China Renaissance was no exception. In 2017, ICBC International, a division of the state-owned banking giant ICBC, provided the investment bank with a $200 million credit line. Mr. Bao backed the loan with shares in his firm and promised to repay it after China Renaissance went public in Hong Kong the next year. It delivered on that pledge.

In 2020, Mr. Bao hired Cong Lin, the head of ICBC International, as chairman of a brokerage business China Renaissance had formed. Last September, Mr. Cong became a target of a government investigation related to his dealings before he joined China Renaissance. He left the company around the same time.

Even without this trouble, 2022 was a bad year for Mr. Bao. The government’s regulatory crackdowns on tech, education and other business sectors dried up deal-making, and the harsh “zero-Covid” policy put hundreds of millions of people under lockdowns, halting economic activity.
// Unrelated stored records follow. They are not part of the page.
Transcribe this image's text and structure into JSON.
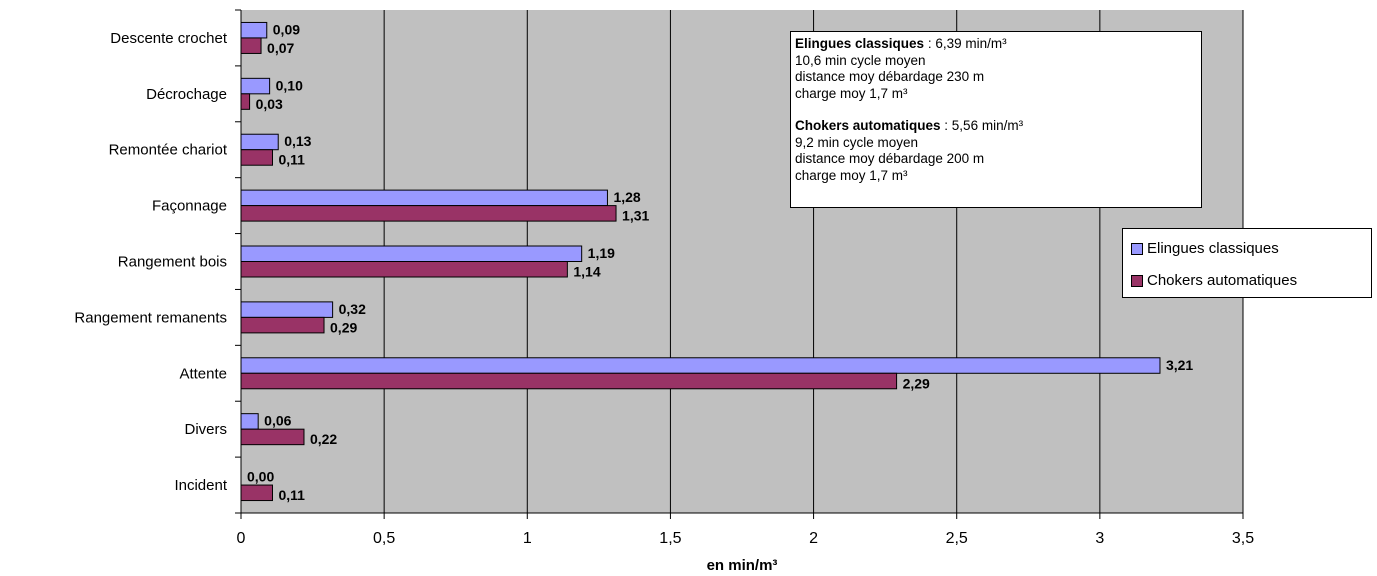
{
  "chart_data": {
    "type": "bar",
    "orientation": "horizontal",
    "categories": [
      "Descente crochet",
      "Décrochage",
      "Remontée chariot",
      "Façonnage",
      "Rangement bois",
      "Rangement remanents",
      "Attente",
      "Divers",
      "Incident"
    ],
    "series": [
      {
        "name": "Elingues classiques",
        "color": "#9999ff",
        "values": [
          0.09,
          0.1,
          0.13,
          1.28,
          1.19,
          0.32,
          3.21,
          0.06,
          0.0
        ],
        "labels": [
          "0,09",
          "0,10",
          "0,13",
          "1,28",
          "1,19",
          "0,32",
          "3,21",
          "0,06",
          "0,00"
        ]
      },
      {
        "name": "Chokers automatiques",
        "color": "#993366",
        "values": [
          0.07,
          0.03,
          0.11,
          1.31,
          1.14,
          0.29,
          2.29,
          0.22,
          0.11
        ],
        "labels": [
          "0,07",
          "0,03",
          "0,11",
          "1,31",
          "1,14",
          "0,29",
          "2,29",
          "0,22",
          "0,11"
        ]
      }
    ],
    "xlabel": "en min/m³",
    "xlim": [
      0,
      3.5
    ],
    "xticks": [
      "0",
      "0,5",
      "1",
      "1,5",
      "2",
      "2,5",
      "3",
      "3,5"
    ],
    "grid": "vertical",
    "plot_background": "#c0c0c0",
    "legend_position": "right"
  },
  "infobox": {
    "elingues_bold": "Elingues classiques",
    "elingues_rate": " : 6,39 min/m³",
    "elingues_lines": [
      "10,6 min cycle moyen",
      "distance moy débardage 230 m",
      "charge moy 1,7 m³"
    ],
    "chokers_bold": "Chokers automatiques",
    "chokers_rate": " : 5,56 min/m³",
    "chokers_lines": [
      "9,2 min cycle moyen",
      "distance moy débardage 200 m",
      "charge moy 1,7 m³"
    ]
  }
}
In the first six months of last year, China Renaissance’s revenue fell by 40 percent and the firm lost $23 million, compared with a $179 million profit in the same period a year earlier.

Since the news of Mr. Bao’s disappearance came out, China Renaissance’s share price has fallen by more than 20 percent.
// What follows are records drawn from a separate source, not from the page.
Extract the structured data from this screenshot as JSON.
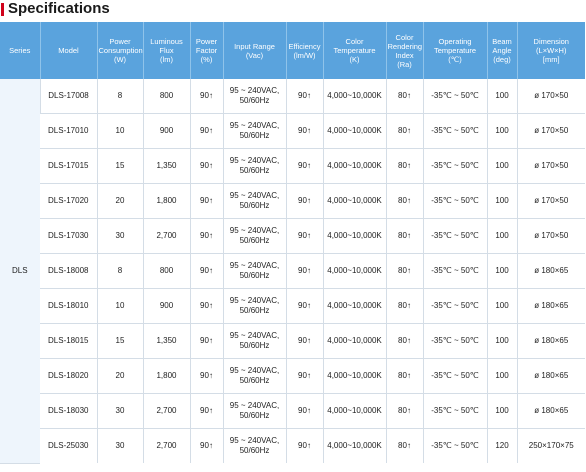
{
  "title": "Specifications",
  "columns": [
    [
      "Series"
    ],
    [
      "Model"
    ],
    [
      "Power",
      "Consumption",
      "(W)"
    ],
    [
      "Luminous",
      "Flux",
      "(lm)"
    ],
    [
      "Power",
      "Factor",
      "(%)"
    ],
    [
      "Input Range",
      "(Vac)"
    ],
    [
      "Efficiency",
      "(lm/W)"
    ],
    [
      "Color",
      "Temperature",
      "(K)"
    ],
    [
      "Color",
      "Rendering",
      "Index",
      "(Ra)"
    ],
    [
      "Operating",
      "Temperature",
      "(℃)"
    ],
    [
      "Beam",
      "Angle",
      "(deg)"
    ],
    [
      "Dimension",
      "(L×W×H)",
      "[mm]"
    ]
  ],
  "series": "DLS",
  "rows": [
    {
      "model": "DLS-17008",
      "power": "8",
      "flux": "800",
      "pf": "90↑",
      "input": [
        "95 ~ 240VAC,",
        "50/60Hz"
      ],
      "efficiency": "90↑",
      "cct": "4,000~10,000K",
      "cri": "80↑",
      "temp": "-35℃ ~ 50℃",
      "beam": "100",
      "dim": "ø 170×50"
    },
    {
      "model": "DLS-17010",
      "power": "10",
      "flux": "900",
      "pf": "90↑",
      "input": [
        "95 ~ 240VAC,",
        "50/60Hz"
      ],
      "efficiency": "90↑",
      "cct": "4,000~10,000K",
      "cri": "80↑",
      "temp": "-35℃ ~ 50℃",
      "beam": "100",
      "dim": "ø 170×50"
    },
    {
      "model": "DLS-17015",
      "power": "15",
      "flux": "1,350",
      "pf": "90↑",
      "input": [
        "95 ~ 240VAC,",
        "50/60Hz"
      ],
      "efficiency": "90↑",
      "cct": "4,000~10,000K",
      "cri": "80↑",
      "temp": "-35℃ ~ 50℃",
      "beam": "100",
      "dim": "ø 170×50"
    },
    {
      "model": "DLS-17020",
      "power": "20",
      "flux": "1,800",
      "pf": "90↑",
      "input": [
        "95 ~ 240VAC,",
        "50/60Hz"
      ],
      "efficiency": "90↑",
      "cct": "4,000~10,000K",
      "cri": "80↑",
      "temp": "-35℃ ~ 50℃",
      "beam": "100",
      "dim": "ø 170×50"
    },
    {
      "model": "DLS-17030",
      "power": "30",
      "flux": "2,700",
      "pf": "90↑",
      "input": [
        "95 ~ 240VAC,",
        "50/60Hz"
      ],
      "efficiency": "90↑",
      "cct": "4,000~10,000K",
      "cri": "80↑",
      "temp": "-35℃ ~ 50℃",
      "beam": "100",
      "dim": "ø 170×50"
    },
    {
      "model": "DLS-18008",
      "power": "8",
      "flux": "800",
      "pf": "90↑",
      "input": [
        "95 ~ 240VAC,",
        "50/60Hz"
      ],
      "efficiency": "90↑",
      "cct": "4,000~10,000K",
      "cri": "80↑",
      "temp": "-35℃ ~ 50℃",
      "beam": "100",
      "dim": "ø 180×65"
    },
    {
      "model": "DLS-18010",
      "power": "10",
      "flux": "900",
      "pf": "90↑",
      "input": [
        "95 ~ 240VAC,",
        "50/60Hz"
      ],
      "efficiency": "90↑",
      "cct": "4,000~10,000K",
      "cri": "80↑",
      "temp": "-35℃ ~ 50℃",
      "beam": "100",
      "dim": "ø 180×65"
    },
    {
      "model": "DLS-18015",
      "power": "15",
      "flux": "1,350",
      "pf": "90↑",
      "input": [
        "95 ~ 240VAC,",
        "50/60Hz"
      ],
      "efficiency": "90↑",
      "cct": "4,000~10,000K",
      "cri": "80↑",
      "temp": "-35℃ ~ 50℃",
      "beam": "100",
      "dim": "ø 180×65"
    },
    {
      "model": "DLS-18020",
      "power": "20",
      "flux": "1,800",
      "pf": "90↑",
      "input": [
        "95 ~ 240VAC,",
        "50/60Hz"
      ],
      "efficiency": "90↑",
      "cct": "4,000~10,000K",
      "cri": "80↑",
      "temp": "-35℃ ~ 50℃",
      "beam": "100",
      "dim": "ø 180×65"
    },
    {
      "model": "DLS-18030",
      "power": "30",
      "flux": "2,700",
      "pf": "90↑",
      "input": [
        "95 ~ 240VAC,",
        "50/60Hz"
      ],
      "efficiency": "90↑",
      "cct": "4,000~10,000K",
      "cri": "80↑",
      "temp": "-35℃ ~ 50℃",
      "beam": "100",
      "dim": "ø 180×65"
    },
    {
      "model": "DLS-25030",
      "power": "30",
      "flux": "2,700",
      "pf": "90↑",
      "input": [
        "95 ~ 240VAC,",
        "50/60Hz"
      ],
      "efficiency": "90↑",
      "cct": "4,000~10,000K",
      "cri": "80↑",
      "temp": "-35℃ ~ 50℃",
      "beam": "120",
      "dim": "250×170×75"
    }
  ],
  "colors": {
    "accent": "#d0021b",
    "header_bg": "#5aa3dd",
    "series_bg": "#eef5fc"
  }
}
Mr. Bao was already changing his style to accommodate the country’s leadership. He had kept a much lower media profile in the past few years. In a speech at a big internet conference in 2021, he quoted Mr. Xi’s instructions on the digital economy, using government lingo such as “new era” and “a community with a shared future in cyberspace.”

On National Day last October, he posted on WeChat: “Warm congratulations on the 73rd anniversary of the founding of the People’s Republic of China!” His firm made a red digital card for the occasion. It was probably not something Mr. Bao would have done in the past.

It’s not just the government that has grown hostile to the business class. On Weibo, a social media platform, some people said that Mr. Bao’s disappearance proved that he was greedy and lacked judgment.

Last Saturday was the 26th anniversary of the death of China’s former paramount leader, Deng Xiaoping. Some people wrote articles or social media posts to commemorate him, reminiscing about the days when China was opening to the world and its leaders focused on building the economy.

One popular article about Mr. Bao was nostalgic, too. Its headline was “Would Bao Fan want to remain in the year of 2016?” That year was the peak of Mr. Bao’s career. Many people fear it also might have been the peak of China’s tech industry.